Et, de grâce, ne me dites pas que Richard récolte ce qu’il sème par la virulence de son propos, par ses choix de mots. Il émet des opinions. Il n’envoie personne manifester devant les résidences personnelles des leaders étudiants, à ce que je sache.

De toute façon, puisque je connais bien mon coanimateur, si vous pensez pouvoir l’intimider, vous vous trompez. Si ça se trouve, il va redoubler d’ardeur. Et puisque j’ai connu le journal pour lequel il écrit, dans une autre vie, que j’étais là quand un de ses journalistes a été tiré dans le parking, je peux vous dire ceci : ils vont lui donner tous les moyens pour qu’il puisse écrire en paix.

Critiquez-le, raillez-le, défiez-le, sloganisez-le, c’est parfait. Mais quand vous allez l’écoeurer devant chez lui, vous ressemblez plus à des goons qu’à des émules de Platon.

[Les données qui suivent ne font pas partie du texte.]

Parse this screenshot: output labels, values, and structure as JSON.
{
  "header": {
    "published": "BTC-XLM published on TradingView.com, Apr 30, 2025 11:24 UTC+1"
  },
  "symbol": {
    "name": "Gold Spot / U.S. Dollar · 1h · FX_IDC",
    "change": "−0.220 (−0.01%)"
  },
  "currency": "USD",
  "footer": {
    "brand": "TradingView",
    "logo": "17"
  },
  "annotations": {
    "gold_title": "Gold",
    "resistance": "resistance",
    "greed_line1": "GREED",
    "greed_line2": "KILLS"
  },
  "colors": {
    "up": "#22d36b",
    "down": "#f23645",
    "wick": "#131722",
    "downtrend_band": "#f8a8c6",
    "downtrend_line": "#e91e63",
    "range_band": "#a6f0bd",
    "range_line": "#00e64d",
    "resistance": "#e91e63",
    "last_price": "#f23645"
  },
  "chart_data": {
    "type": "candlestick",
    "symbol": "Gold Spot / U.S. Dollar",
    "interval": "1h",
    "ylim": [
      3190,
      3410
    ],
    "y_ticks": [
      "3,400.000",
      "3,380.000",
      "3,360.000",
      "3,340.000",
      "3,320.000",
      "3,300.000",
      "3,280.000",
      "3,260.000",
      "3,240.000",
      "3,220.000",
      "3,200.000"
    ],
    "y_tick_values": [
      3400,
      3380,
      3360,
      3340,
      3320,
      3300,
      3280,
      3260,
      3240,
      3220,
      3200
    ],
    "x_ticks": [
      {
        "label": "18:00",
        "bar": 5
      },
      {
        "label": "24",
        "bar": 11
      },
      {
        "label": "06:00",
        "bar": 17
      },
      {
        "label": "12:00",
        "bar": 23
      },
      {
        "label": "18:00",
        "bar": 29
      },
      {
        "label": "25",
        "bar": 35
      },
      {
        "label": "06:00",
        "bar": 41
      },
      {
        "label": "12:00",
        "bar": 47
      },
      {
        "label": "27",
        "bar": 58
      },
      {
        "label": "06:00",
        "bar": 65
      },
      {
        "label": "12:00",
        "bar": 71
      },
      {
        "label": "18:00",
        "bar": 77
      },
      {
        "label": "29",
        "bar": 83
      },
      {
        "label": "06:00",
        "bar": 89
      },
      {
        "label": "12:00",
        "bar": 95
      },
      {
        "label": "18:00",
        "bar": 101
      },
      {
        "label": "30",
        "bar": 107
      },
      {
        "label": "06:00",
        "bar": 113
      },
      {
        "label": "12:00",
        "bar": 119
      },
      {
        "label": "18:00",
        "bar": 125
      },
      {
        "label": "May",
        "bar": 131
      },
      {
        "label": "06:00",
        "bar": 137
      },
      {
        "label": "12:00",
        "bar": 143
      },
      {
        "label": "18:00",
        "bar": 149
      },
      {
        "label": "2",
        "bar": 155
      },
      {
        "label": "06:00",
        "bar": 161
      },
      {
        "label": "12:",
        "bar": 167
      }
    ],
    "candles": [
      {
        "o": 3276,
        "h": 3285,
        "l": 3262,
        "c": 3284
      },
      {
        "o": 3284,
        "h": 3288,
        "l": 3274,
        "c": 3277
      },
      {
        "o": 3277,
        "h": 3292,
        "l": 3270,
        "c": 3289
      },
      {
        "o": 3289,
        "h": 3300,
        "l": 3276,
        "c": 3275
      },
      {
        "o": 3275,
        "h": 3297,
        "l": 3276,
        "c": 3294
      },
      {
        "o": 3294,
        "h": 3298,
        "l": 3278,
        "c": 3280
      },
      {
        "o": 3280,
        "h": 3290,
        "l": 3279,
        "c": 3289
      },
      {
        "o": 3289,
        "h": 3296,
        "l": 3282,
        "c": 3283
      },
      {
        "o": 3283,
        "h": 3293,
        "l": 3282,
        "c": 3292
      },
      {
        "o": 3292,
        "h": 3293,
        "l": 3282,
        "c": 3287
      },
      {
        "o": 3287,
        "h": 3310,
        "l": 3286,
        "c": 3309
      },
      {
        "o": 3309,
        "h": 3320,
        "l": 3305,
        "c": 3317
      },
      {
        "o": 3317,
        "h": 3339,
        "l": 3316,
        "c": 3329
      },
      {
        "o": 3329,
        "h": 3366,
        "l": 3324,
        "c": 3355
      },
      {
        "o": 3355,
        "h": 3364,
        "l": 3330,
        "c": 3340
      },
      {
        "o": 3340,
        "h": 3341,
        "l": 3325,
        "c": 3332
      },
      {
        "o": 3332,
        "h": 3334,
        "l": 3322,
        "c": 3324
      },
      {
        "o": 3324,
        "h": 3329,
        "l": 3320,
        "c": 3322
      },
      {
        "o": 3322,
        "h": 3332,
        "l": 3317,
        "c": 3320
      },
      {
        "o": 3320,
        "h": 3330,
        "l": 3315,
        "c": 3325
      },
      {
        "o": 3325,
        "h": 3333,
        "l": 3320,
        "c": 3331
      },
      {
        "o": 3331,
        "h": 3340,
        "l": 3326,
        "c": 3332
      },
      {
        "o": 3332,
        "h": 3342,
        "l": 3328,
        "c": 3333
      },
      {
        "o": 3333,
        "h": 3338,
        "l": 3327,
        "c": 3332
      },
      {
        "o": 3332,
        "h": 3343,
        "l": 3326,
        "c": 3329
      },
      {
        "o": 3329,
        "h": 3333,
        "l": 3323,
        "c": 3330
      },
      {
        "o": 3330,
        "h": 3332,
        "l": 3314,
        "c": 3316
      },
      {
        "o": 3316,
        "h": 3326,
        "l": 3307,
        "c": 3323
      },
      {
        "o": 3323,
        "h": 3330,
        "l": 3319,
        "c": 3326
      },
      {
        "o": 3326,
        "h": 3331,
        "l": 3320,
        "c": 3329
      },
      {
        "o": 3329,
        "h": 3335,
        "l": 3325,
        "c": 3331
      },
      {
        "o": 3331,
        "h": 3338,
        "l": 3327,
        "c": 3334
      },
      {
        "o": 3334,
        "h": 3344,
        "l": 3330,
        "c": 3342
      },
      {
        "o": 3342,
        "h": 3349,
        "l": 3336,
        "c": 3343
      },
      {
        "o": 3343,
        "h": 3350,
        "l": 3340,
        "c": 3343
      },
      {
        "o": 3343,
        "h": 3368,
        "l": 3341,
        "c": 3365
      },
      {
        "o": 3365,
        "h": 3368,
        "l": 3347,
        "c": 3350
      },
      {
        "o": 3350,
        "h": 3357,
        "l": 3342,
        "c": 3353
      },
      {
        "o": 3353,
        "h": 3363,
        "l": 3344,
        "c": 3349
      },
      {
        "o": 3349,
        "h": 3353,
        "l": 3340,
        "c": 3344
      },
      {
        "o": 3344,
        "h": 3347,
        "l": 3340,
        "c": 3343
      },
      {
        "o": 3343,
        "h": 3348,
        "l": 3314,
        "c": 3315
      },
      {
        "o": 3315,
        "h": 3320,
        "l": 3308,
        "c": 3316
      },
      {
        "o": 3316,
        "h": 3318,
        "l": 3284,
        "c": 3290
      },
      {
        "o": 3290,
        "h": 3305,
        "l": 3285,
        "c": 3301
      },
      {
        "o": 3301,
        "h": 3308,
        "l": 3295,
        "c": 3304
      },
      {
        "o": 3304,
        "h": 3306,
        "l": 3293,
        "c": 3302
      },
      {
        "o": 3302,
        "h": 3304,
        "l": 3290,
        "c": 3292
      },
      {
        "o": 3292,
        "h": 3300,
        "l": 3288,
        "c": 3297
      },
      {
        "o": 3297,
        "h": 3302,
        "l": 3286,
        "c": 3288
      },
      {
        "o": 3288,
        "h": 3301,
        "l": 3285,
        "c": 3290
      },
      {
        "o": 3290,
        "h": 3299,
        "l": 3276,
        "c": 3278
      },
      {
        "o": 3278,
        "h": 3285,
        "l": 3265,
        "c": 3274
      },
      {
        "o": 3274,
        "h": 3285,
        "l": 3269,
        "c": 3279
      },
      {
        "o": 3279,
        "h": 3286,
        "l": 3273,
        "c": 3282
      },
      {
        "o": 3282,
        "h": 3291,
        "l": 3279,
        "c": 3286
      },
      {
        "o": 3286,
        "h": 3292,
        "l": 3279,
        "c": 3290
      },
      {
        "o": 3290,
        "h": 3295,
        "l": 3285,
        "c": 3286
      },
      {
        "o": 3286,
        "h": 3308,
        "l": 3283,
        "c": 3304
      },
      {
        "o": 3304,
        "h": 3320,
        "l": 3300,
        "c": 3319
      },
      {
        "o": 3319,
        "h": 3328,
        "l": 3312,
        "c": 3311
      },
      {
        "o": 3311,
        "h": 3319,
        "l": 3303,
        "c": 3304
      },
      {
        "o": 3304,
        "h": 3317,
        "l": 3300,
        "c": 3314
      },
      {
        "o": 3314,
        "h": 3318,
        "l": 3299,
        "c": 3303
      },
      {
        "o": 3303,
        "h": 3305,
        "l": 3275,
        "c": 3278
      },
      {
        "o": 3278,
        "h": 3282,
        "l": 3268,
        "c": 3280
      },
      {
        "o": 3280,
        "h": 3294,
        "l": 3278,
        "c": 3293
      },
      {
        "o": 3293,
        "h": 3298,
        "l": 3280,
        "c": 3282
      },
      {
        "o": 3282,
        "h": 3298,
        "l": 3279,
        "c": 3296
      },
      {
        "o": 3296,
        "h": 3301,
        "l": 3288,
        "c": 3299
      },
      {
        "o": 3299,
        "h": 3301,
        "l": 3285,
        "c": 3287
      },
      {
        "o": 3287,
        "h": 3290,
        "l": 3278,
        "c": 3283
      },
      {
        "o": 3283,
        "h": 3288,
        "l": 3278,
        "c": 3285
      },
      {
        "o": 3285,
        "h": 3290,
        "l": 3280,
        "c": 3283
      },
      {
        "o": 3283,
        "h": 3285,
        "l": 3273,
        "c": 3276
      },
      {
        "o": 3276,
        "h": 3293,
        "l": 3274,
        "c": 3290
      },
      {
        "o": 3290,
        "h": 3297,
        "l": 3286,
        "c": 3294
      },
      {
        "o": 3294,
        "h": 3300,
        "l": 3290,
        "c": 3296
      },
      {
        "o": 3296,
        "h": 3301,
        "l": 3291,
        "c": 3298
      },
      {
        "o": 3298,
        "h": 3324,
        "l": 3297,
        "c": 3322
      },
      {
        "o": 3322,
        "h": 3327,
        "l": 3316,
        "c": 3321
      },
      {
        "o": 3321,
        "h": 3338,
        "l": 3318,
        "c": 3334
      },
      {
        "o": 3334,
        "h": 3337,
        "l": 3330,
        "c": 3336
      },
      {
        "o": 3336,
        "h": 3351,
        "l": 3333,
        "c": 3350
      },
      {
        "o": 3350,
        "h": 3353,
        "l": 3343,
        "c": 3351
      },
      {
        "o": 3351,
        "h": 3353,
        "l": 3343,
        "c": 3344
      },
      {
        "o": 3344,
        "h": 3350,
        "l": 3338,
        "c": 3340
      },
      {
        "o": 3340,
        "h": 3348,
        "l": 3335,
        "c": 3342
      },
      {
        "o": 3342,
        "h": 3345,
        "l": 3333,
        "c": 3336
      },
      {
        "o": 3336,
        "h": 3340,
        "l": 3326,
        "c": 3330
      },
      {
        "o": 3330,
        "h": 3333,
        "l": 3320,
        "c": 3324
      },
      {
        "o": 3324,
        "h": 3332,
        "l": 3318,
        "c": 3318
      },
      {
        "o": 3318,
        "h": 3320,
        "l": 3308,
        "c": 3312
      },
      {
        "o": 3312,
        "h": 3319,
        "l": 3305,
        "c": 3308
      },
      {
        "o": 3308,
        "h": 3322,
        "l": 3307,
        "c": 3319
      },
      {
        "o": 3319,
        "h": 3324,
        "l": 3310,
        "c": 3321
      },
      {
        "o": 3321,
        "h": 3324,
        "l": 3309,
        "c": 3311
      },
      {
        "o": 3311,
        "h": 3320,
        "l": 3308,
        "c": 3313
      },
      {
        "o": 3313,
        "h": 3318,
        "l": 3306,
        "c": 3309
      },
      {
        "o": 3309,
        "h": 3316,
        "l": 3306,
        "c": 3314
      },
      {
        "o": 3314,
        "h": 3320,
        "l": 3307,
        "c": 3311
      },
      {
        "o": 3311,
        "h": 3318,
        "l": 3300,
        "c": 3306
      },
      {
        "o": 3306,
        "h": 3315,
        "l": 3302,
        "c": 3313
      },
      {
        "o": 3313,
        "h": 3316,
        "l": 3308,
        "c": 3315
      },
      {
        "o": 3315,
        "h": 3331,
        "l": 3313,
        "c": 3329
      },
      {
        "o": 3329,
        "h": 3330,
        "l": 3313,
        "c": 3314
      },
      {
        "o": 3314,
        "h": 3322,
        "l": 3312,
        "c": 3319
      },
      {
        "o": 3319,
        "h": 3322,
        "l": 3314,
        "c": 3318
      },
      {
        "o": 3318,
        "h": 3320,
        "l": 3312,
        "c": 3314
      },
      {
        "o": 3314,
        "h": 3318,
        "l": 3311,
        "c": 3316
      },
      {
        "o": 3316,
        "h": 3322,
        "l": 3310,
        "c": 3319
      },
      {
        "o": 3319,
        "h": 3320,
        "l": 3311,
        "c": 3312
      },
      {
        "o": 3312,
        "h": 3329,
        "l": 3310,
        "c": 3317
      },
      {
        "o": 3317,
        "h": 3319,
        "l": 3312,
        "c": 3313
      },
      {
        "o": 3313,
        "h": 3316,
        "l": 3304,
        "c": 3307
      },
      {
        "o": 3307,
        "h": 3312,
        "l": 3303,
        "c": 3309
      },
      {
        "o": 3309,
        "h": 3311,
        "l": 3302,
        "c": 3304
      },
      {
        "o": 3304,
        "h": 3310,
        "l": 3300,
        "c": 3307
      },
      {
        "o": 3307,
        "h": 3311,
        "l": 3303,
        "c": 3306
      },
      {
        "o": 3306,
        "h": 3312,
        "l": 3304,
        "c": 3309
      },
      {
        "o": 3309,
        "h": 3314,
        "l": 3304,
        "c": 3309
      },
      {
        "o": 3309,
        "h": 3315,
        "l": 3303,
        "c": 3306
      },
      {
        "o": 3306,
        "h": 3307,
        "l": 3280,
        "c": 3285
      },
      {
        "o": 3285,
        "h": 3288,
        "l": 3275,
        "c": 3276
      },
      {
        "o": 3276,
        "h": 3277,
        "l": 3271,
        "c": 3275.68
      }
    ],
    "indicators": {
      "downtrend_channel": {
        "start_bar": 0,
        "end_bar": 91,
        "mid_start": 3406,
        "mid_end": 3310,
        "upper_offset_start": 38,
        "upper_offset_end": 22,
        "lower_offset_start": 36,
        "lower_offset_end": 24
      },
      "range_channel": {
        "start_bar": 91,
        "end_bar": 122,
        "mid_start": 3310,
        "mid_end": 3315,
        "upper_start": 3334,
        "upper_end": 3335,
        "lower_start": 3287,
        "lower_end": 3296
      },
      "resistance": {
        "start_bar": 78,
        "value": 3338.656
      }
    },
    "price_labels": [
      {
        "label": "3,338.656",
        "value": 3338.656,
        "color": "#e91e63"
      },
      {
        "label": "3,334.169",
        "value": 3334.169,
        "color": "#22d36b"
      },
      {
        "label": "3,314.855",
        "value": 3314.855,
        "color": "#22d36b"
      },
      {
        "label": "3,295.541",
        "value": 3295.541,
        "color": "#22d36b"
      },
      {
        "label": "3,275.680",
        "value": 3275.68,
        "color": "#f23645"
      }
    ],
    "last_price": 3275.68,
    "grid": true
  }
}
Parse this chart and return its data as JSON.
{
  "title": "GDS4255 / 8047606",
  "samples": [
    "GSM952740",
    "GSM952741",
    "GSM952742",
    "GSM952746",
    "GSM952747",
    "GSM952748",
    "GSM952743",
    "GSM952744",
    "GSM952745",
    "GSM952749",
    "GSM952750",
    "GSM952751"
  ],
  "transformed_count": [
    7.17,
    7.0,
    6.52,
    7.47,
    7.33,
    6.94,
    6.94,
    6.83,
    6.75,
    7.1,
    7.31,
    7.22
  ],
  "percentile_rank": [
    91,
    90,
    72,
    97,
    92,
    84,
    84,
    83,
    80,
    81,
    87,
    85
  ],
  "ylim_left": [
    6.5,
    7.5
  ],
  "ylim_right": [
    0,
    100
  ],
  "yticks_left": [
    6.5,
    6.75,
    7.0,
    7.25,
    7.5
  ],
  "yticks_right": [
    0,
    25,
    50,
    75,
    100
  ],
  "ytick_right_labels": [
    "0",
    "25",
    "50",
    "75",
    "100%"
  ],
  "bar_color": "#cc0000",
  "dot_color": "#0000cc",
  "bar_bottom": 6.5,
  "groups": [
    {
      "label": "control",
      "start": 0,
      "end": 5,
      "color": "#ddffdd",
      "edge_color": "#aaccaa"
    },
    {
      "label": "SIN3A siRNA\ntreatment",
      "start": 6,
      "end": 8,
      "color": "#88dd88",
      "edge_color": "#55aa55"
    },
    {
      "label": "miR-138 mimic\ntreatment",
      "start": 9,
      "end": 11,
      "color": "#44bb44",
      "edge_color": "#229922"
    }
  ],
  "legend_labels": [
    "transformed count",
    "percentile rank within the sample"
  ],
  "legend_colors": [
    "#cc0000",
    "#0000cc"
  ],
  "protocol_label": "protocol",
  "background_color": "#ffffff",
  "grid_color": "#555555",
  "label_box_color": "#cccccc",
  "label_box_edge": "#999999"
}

Y a pas de quoi être fier.

**

Plus largement, la manif qui a fait une escale chez Richard — rapportée sur LaPresse.ca, avec le nom de la rue, ce qui a déclenché la colère de Martineau, ce week-end — devrait inciter les médias à réfléchir à une question: quand une manif s’arrête devant la résidence personnelle de quelqu’un, est-ce que le droit du public à l’information serait fatalement desservi si on ne mentionnait pas la rue en question ? On le fait, comme médias, sans trop se poser de questions, calibrés que nous sommes à révéler le plus de détails possible sur un événement. On l’a fait dans le passé pour des manifs chez le maire Tremblay, le PM Charest, l’ex-ministre Gagliano. Je pense personnellement que ça n’ajoute rien à la qualité de l’info. Je pense qu’on devrait y réfléchir.